Tiziano Vecellio (Pieve di Cadore 1488/90 – Venezia 1576)

Data
1531-1535
Collocazione
Sala di Apollo
Tecnica
Olio su tavola
Dimensioni
85,8 x 69,5 cm
Inventario
Inv. 1912 n. 67
Iscrizioni

“TITIANUS” sul profilo dell’imboccatura del vasetto in basso a sinistra

Restauri

L’opera raffigura il soggetto della Maddalena penitente che fu quello più spesso replicato da Tiziano durante la sua lunga attività artistica, secondo un’iconografia destinata ad aver larga fortuna per l’inconsueto e audace fascino erotico che prorompe dal nudo femminile della santa in atto di rivolgere con devozione gli occhi al cielo.
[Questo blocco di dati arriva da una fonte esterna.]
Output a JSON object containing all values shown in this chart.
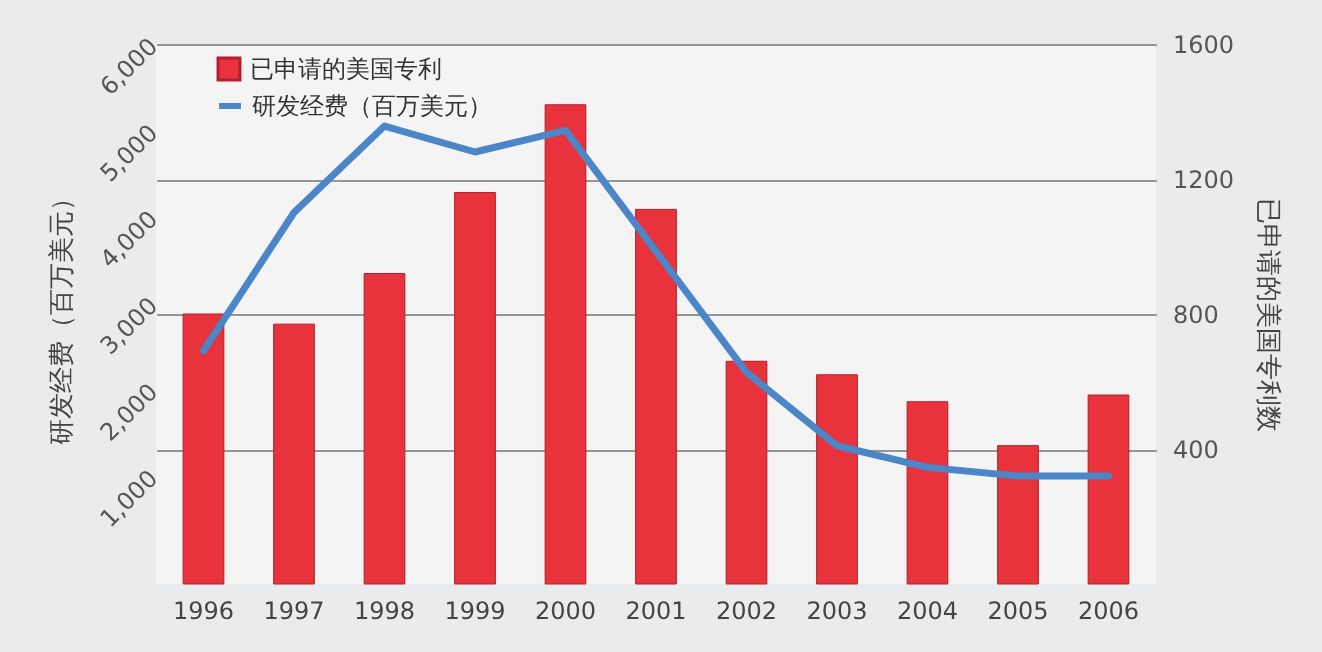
{
  "chart_data": {
    "type": "bar",
    "categories": [
      "1996",
      "1997",
      "1998",
      "1999",
      "2000",
      "2001",
      "2002",
      "2003",
      "2004",
      "2005",
      "2006"
    ],
    "series": [
      {
        "name": "已申请的美国专利",
        "axis": "y2",
        "color": "#e8323c",
        "values": [
          800,
          770,
          920,
          1160,
          1420,
          1110,
          660,
          620,
          540,
          410,
          560
        ]
      },
      {
        "name": "研发经费（百万美元）",
        "type": "line",
        "color": "#4a86c8",
        "values": [
          2700,
          4300,
          5300,
          5000,
          5250,
          3850,
          2450,
          1600,
          1350,
          1250,
          1250
        ]
      }
    ],
    "ylabel": "研发经费（百万美元）",
    "y2label": "已申请的美国专利数",
    "ylim": [
      0,
      6250
    ],
    "yticks": [
      {
        "value": 1000,
        "label": "1,000"
      },
      {
        "value": 2000,
        "label": "2,000"
      },
      {
        "value": 3000,
        "label": "3,000"
      },
      {
        "value": 4000,
        "label": "4,000"
      },
      {
        "value": 5000,
        "label": "5,000"
      },
      {
        "value": 6000,
        "label": "6,000"
      }
    ],
    "y2lim": [
      0,
      1600
    ],
    "y2ticks": [
      400,
      800,
      1200,
      1600
    ],
    "grid": true,
    "legend": "top left",
    "marker": "none",
    "line_style": "solid"
  }
}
La Maddalena che Tiziano ci presenta è la prostituta pentita, la donna dal passato dissoluto che, recatasi, secondo il racconto evangelico (Luca 7, 36-50), nella casa di Simone il fariseo per chiedere perdono a Gesù, versa lacrime di pentimento sui piedi del Redentore, asciugandoli poi con i lunghi capelli e profumandoli con l’unguento prezioso, racchiuso nel vasetto su cui il pittore appone la propria firma. E’ una figura satura di femminilità, che Tiziano descrive con una pennellata densa e pastosa dalle tonalità calde, evidenziando gli occhi intrisi da lacrime cristalline e il meraviglioso manto di capelli biondo ramati sparsi a coprire la nudità dei seni palpitanti – è nuda perché risoluta a spogliarsi di tutto il suo passato. Per quest’immagine in cui persistono ambiguamente l’idea della peccatrice e della penitente, il pittore potrebbe aver fatto posare qualche cortigiana veneziana, come molte ve ne furono nel Cinquecento che, pentitesi e convertite, poterono prendere a modello di redenzione il dipinto tizianesco che ebbe gran fortuna e fu ampiamente replicato dal maestro e dalla sua bottega.

Questa versione della Galleria Palatina, per la stupefacente qualità della pittura, potrebbe essere uno dei prototipi più antichi ed è probabile che sia stata dipinta da Tiziano a Venezia fra il 1533 e il 1535, su commissione di Francesco Maria della Rovere duca d’Urbino. La più antica citazione dell’opera risale a Giorgio Vasari che nel 1548 durante una sua visita alla corte di Urbino la descriveva presso la collezione del duca Guidubaldo della Rovere, annotandola come “cosa rara”. Pervenne poi a Firenze con l’eredità di Vittoria della Rovere nel 1631.